Les centaines de milliers de familles déplacées vers le sud du petit territoire palestinien devaient déjà survivre aux bombes, avec peu d'eau, de minuscules rations de nourriture et entassés sous des tentes ou dans des camps de fortune improvisés dans des écoles.
Aujourd'hui, un nouveau fléau les guette: la pluie, ses flaques stagnantes et les possibles maladies qu'elle pourrait apporter avec elle.
"On est complètement trempés, tous nos vêtements sont trempés, nos matelas, nos couvertures aussi, même un chien ne supporterait pas cette vie", lance M. Joueidi, installé dans la cour d'une école de l'agence de l'ONU pour les réfugiés palestiniens (Unrwa) à Rafah, la grande ville du sud de la bande de Gaza frontalière de l'Egypte.
Partout autour, des hommes s'activent.
Ceux qui sont parvenus à mettre la main sur des bâches plastifiées s'appliquent à recouvrir les tentes de tissu. D'autres installent des sacs plastiques pour tenter d'imperméabiliser ce qui pourrait devenir un abri pour longtemps, près de la moitié des maisons de la bande de Gaza ayant été endommagées ou détruites.
- "Enfants trempés, jamais rassasiés" -
"Les habits de mes enfants sont trempés et je n'ai rien pour les changer, ils vont tomber malade", dit à l'AFP Ayman al-Joueidi, vêtu d'une simple chemise à manches courtes pour affronter l'automne qui se fait de plus en plus froid et désormais humide.

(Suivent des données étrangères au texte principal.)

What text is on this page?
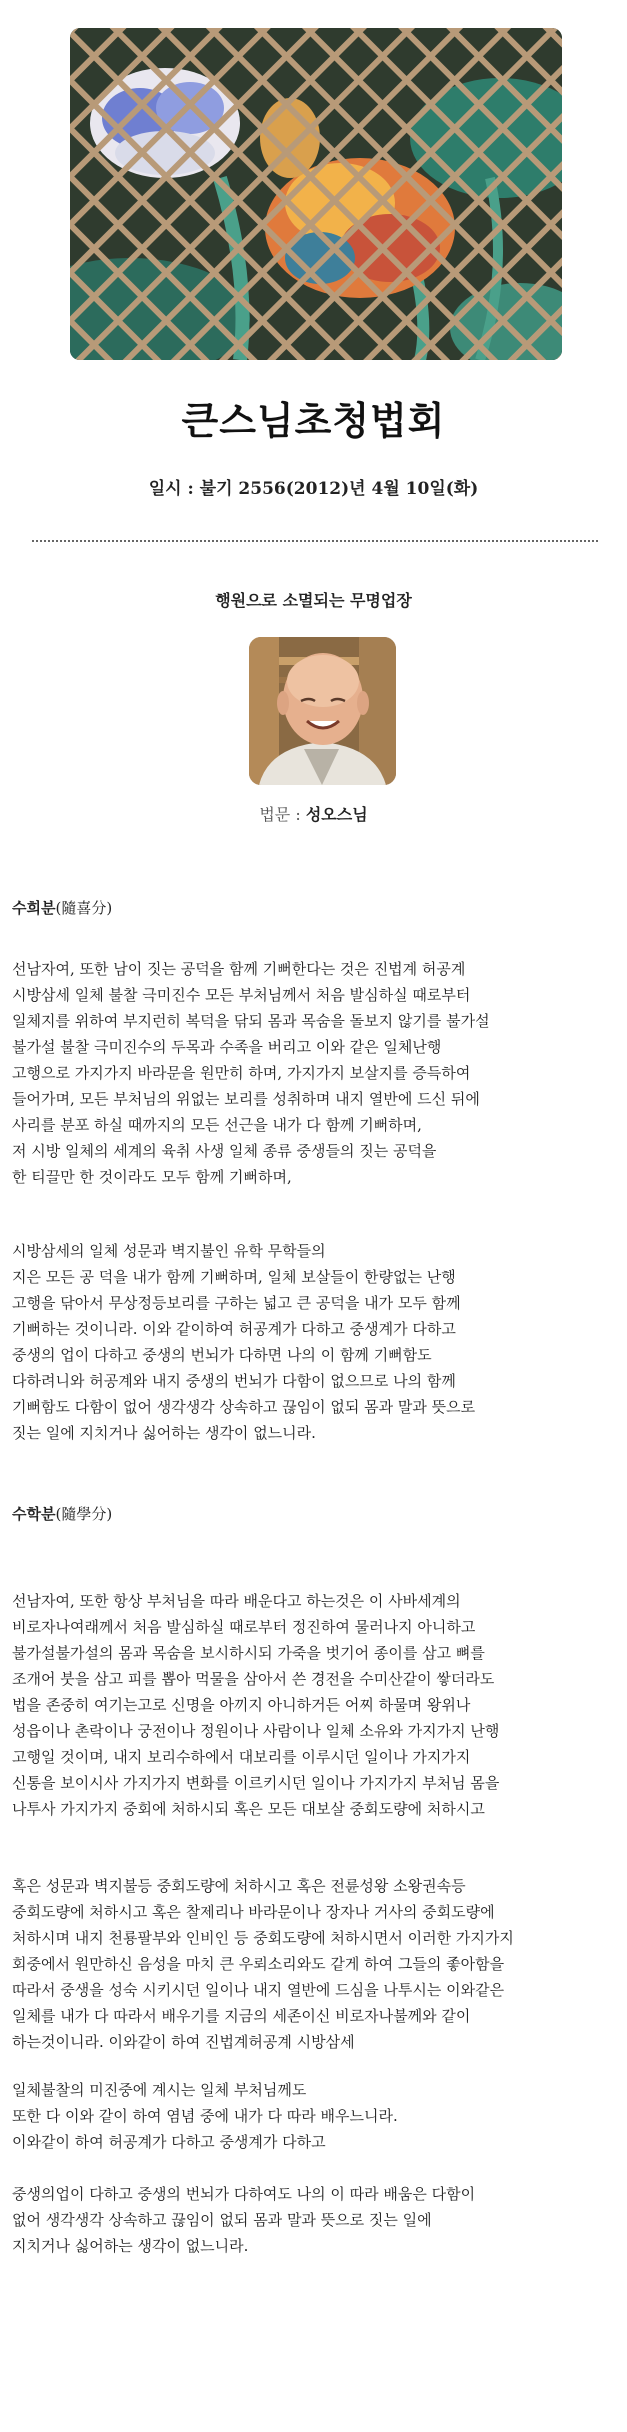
큰스님초청법회
일시 : 불기 2556(2012)년 4월 10일(화)
행원으로 소멸되는 무명업장
법문 : 성오스님
수희분(隨喜分)
선남자여, 또한 남이 짓는 공덕을 함께 기뻐한다는 것은 진법계 허공계
시방삼세 일체 불찰 극미진수 모든 부처님께서 처음 발심하실 때로부터
일체지를 위하여 부지런히 복덕을 닦되 몸과 목숨을 돌보지 않기를 불가설
불가설 불찰 극미진수의 두목과 수족을 버리고 이와 같은 일체난행
고행으로 가지가지 바라문을 원만히 하며, 가지가지 보살지를 증득하여
들어가며, 모든 부처님의 위없는 보리를 성취하며 내지 열반에 드신 뒤에
사리를 분포 하실 때까지의 모든 선근을 내가 다 함께 기뻐하며,
저 시방 일체의 세계의 육취 사생 일체 종류 중생들의 짓는 공덕을
한 티끌만 한 것이라도 모두 함께 기뻐하며,
시방삼세의 일체 성문과 벽지불인 유학 무학들의
지은 모든 공 덕을 내가 함께 기뻐하며, 일체 보살들이 한량없는 난행
고행을 닦아서 무상정등보리를 구하는 넓고 큰 공덕을 내가 모두 함께
기뻐하는 것이니라. 이와 같이하여 허공계가 다하고 중생계가 다하고
중생의 업이 다하고 중생의 번뇌가 다하면 나의 이 함께 기뻐함도
다하려니와 허공계와 내지 중생의 번뇌가 다함이 없으므로 나의 함께
기뻐함도 다함이 없어 생각생각 상속하고 끊임이 없되 몸과 말과 뜻으로
짓는 일에 지치거나 싫어하는 생각이 없느니라.
수학분(隨學分)
선남자여, 또한 항상 부처님을 따라 배운다고 하는것은 이 사바세계의
비로자나여래께서 처음 발심하실 때로부터 정진하여 물러나지 아니하고
불가설불가설의 몸과 목숨을 보시하시되 가죽을 벗기어 종이를 삼고 뼈를
조개어 붓을 삼고 피를 뽑아 먹물을 삼아서 쓴 경전을 수미산같이 쌓더라도
법을 존중히 여기는고로 신명을 아끼지 아니하거든 어찌 하물며 왕위나
성읍이나 촌락이나 궁전이나 정원이나 사람이나 일체 소유와 가지가지 난행
고행일 것이며, 내지 보리수하에서 대보리를 이루시던 일이나 가지가지
신통을 보이시사 가지가지 변화를 이르키시던 일이나 가지가지 부처님 몸을
나투사 가지가지 중회에 처하시되 혹은 모든 대보살 중회도량에 처하시고
혹은 성문과 벽지불등 중회도량에 처하시고 혹은 전륜성왕 소왕권속등
중회도량에 처하시고 혹은 찰제리나 바라문이나 장자나 거사의 중회도량에
처하시며 내지 천룡팔부와 인비인 등 중회도량에 처하시면서 이러한 가지가지
회중에서 원만하신 음성을 마치 큰 우뢰소리와도 같게 하여 그들의 좋아함을
따라서 중생을 성숙 시키시던 일이나 내지 열반에 드심을 나투시는 이와같은
일체를 내가 다 따라서 배우기를 지금의 세존이신 비로자나불께와 같이
하는것이니라. 이와같이 하여 진법계허공계 시방삼세
일체불찰의 미진중에 계시는 일체 부처님께도
또한 다 이와 같이 하여 염념 중에 내가 다 따라 배우느니라.
이와같이 하여 허공계가 다하고 중생계가 다하고
중생의업이 다하고 중생의 번뇌가 다하여도 나의 이 따라 배움은 다함이
없어 생각생각 상속하고 끊임이 없되 몸과 말과 뜻으로 짓는 일에
지치거나 싫어하는 생각이 없느니라.
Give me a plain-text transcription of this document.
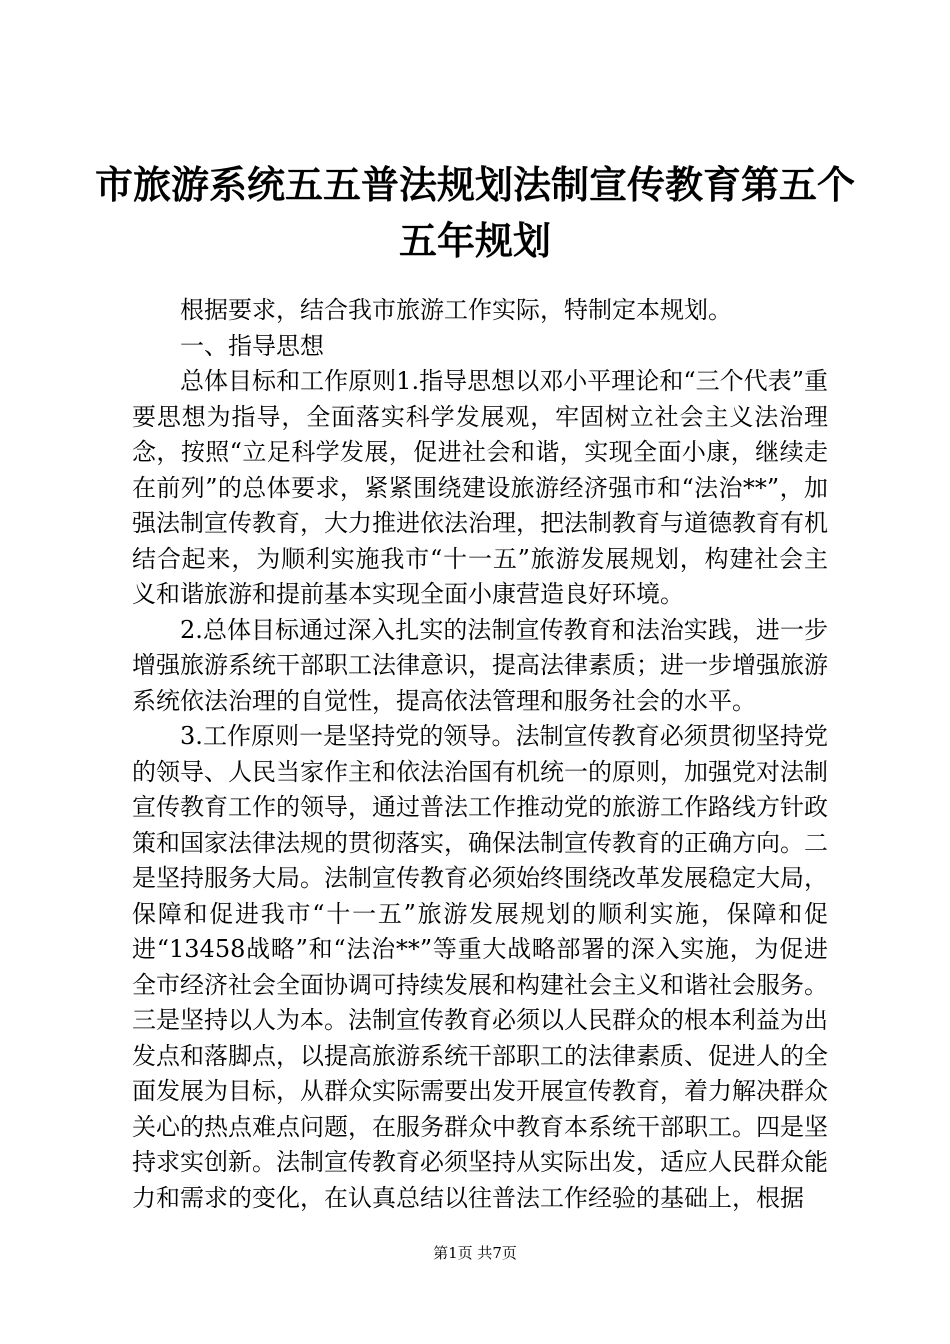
市旅游系统五五普法规划法制宣传教育第五个
五年规划

根据要求，结合我市旅游工作实际，特制定本规划。

一、指导思想

总体目标和工作原则1.指导思想以邓小平理论和“三个代表”重要思想为指导，全面落实科学发展观，牢固树立社会主义法治理念，按照“立足科学发展，促进社会和谐，实现全面小康，继续走在前列”的总体要求，紧紧围绕建设旅游经济强市和“法治**”，加强法制宣传教育，大力推进依法治理，把法制教育与道德教育有机结合起来，为顺利实施我市“十一五”旅游发展规划，构建社会主义和谐旅游和提前基本实现全面小康营造良好环境。

2.总体目标通过深入扎实的法制宣传教育和法治实践，进一步增强旅游系统干部职工法律意识，提高法律素质；进一步增强旅游系统依法治理的自觉性，提高依法管理和服务社会的水平。

3.工作原则一是坚持党的领导。法制宣传教育必须贯彻坚持党的领导、人民当家作主和依法治国有机统一的原则，加强党对法制宣传教育工作的领导，通过普法工作推动党的旅游工作路线方针政策和国家法律法规的贯彻落实，确保法制宣传教育的正确方向。二是坚持服务大局。法制宣传教育必须始终围绕改革发展稳定大局，保障和促进我市“十一五”旅游发展规划的顺利实施，保障和促进“13458战略”和“法治**”等重大战略部署的深入实施，为促进全市经济社会全面协调可持续发展和构建社会主义和谐社会服务。三是坚持以人为本。法制宣传教育必须以人民群众的根本利益为出发点和落脚点，以提高旅游系统干部职工的法律素质、促进人的全面发展为目标，从群众实际需要出发开展宣传教育，着力解决群众关心的热点难点问题，在服务群众中教育本系统干部职工。四是坚持求实创新。法制宣传教育必须坚持从实际出发，适应人民群众能力和需求的变化，在认真总结以往普法工作经验的基础上，根据

第1页 共7页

"Où va-t-on dormir? On n'a rien mangé depuis trois jours, l'Unrwa nous donne des boîtes de conserve et des biscuits mais nos enfants ne sont jamais rassasiés, il nous faut du pain", s'emporte-t-il.
Souha Hassan, elle, est sous une tente depuis le premier jour de la guerre, le 7 octobre, quand le Hamas, au pouvoir à Gaza, a lancé une attaque d'une ampleur inédite en Israël, tuant 1.200 personnes, en majorité des civils, selon les autorités israéliennes.
Depuis lors, l'armée israélienne bombarde jour et nuit le territoire palestinien assiégé. Plus de 11.200 personnes y ont été tuées, aux deux tiers des femmes et des enfants, et 29.000 ont été blessées.
Plus de 1,5 des 2,4 millions de Gazaouis sont désormais déplacés et l'ensemble de la population souffre de la faim, selon l'ONU.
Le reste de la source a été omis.